Blinken meets Mossad chief amid Israeli 'concerns' over Iran talks
US Secretary of State Antony Blinken met the head of Israel's Mossad intelligence agency and its ambassador to Washington on Thursday, with the Israeli officials expressing "deep concern" over Iran's nuclear activities, the Reuters news agency reported, citing a person familiar with the matter.
The two-hour meeting between Blinken and his team with Mossad chief Yossi Cohen and Israeli Ambassador Gilad Erdan is the latest in a series of high-level communications aimed at allowing Israeli officials to air their grievances while seeking common ground on Iran.
As the officials met in Washington, Cohen said Israeli warplanes "can reach everywhere in the Middle East - and certainly Iran," the Times of Israel reported.
He warned that "a bad deal will send the region spiralling into war. Anyone seeking short-term benefits should be mindful of the longer term. Israel will not allow Iran to attain nuclear arms. Iran has no immunity anywhere," according to the Times of Israel.

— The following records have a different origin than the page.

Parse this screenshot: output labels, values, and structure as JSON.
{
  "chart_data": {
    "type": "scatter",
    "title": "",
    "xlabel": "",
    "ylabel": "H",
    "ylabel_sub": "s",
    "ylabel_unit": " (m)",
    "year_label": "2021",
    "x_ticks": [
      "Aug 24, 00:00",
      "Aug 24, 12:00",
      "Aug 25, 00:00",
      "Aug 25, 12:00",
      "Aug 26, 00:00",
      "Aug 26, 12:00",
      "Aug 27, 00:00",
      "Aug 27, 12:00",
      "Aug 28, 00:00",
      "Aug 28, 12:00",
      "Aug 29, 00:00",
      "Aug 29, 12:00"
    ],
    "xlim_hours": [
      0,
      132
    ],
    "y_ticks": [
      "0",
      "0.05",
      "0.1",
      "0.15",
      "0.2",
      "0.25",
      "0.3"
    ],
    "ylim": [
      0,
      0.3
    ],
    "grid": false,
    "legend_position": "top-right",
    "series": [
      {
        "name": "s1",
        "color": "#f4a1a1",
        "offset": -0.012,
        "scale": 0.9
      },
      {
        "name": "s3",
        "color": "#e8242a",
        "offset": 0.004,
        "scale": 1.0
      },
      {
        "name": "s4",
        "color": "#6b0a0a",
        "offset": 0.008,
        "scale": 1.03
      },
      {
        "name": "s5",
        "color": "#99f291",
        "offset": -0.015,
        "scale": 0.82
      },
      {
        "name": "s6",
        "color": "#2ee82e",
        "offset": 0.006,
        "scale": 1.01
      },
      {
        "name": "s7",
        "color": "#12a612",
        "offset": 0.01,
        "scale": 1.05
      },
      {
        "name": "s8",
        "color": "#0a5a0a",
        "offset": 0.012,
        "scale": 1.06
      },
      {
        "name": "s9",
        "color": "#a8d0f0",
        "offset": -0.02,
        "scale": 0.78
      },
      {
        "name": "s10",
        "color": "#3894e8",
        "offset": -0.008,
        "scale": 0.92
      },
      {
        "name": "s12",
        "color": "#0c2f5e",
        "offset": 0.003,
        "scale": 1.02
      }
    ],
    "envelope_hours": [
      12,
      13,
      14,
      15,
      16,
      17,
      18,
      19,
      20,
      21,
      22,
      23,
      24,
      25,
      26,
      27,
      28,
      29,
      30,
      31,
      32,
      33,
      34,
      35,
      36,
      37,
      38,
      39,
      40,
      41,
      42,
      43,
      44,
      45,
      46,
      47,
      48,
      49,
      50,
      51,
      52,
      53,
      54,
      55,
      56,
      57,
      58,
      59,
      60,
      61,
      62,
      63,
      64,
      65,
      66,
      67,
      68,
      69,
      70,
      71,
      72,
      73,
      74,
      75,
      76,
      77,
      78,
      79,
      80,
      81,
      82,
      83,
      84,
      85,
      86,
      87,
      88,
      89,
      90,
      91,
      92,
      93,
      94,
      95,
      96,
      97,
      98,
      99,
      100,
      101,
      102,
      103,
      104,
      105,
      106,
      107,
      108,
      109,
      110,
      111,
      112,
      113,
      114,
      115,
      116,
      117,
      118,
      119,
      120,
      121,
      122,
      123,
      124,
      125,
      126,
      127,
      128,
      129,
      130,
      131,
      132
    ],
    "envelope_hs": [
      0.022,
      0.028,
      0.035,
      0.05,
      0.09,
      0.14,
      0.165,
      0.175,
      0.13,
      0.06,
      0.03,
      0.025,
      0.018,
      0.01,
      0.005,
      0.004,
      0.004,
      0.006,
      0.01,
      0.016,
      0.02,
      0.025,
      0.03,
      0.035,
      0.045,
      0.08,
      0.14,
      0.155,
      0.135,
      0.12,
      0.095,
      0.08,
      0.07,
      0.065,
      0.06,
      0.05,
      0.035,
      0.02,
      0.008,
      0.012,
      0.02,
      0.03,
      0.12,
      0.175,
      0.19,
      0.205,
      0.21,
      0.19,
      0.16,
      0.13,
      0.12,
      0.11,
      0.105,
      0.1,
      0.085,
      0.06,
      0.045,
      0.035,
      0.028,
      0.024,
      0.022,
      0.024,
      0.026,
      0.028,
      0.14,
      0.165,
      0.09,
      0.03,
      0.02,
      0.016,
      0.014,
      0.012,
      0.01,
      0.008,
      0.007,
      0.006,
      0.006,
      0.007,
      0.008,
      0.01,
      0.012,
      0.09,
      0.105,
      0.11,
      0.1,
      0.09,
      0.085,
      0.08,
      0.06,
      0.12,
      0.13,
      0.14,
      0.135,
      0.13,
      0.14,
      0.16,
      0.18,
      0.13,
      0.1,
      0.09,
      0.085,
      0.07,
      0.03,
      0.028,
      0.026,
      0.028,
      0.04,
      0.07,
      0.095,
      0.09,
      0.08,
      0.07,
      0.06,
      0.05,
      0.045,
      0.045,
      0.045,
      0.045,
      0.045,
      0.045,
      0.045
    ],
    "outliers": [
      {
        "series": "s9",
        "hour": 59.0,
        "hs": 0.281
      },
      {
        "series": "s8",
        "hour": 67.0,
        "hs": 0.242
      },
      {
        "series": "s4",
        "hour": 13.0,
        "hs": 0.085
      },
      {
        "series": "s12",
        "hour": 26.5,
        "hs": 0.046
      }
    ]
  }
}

Thursday's meeting followed talks earlier this week between US National Security Advisor Jake Sullivan and his Israeli counterpart, in which the Israeli delegation stressed their "freedom to operate" against Iran as they see fit.
The Biden administration is considering a near wholesale rollback of some of the most stringent sanctions imposed on Iran by the Trump administration in a bid to get Iran to return to compliance with the landmark 2015 nuclear accord, the Associated Press reported on Wednesday.
The Joint Comprehensive Plan of Action (JCPOA) signed by the US, Iran and world powers in 2015 lifted sanctions against Tehran after it scaled back its nuclear programme.
In 2018, the Trump administration withdrew from the nuclear agreement and reimposed crippling sanctions on Tehran. Iran initially continued to abide by the deal but has reduced some of its commitments since 2019.
"Any return to the JCPOA would require sanctions relief, but we are considering removing only those sanctions that are inconsistent with the JCPOA," State Department spokesman Ned Price said on Wednesday.
"Even if we rejoin the JCPOA – which remains a hypothetical – we would retain and continue to implement sanctions on Iran for activities not covered by the JCPOA, including Iran's missile proliferation, support for terrorism, and human rights abuses."
Earlier this month, Iranian officials said they were pushing uranium enrichment to 60 percent purity, up from the 3.67 percent that had been agreed upon in the JCPOA.
The move was in response to an attack at Iran's Natanz nuclear facility that Tehran blamed on Israel.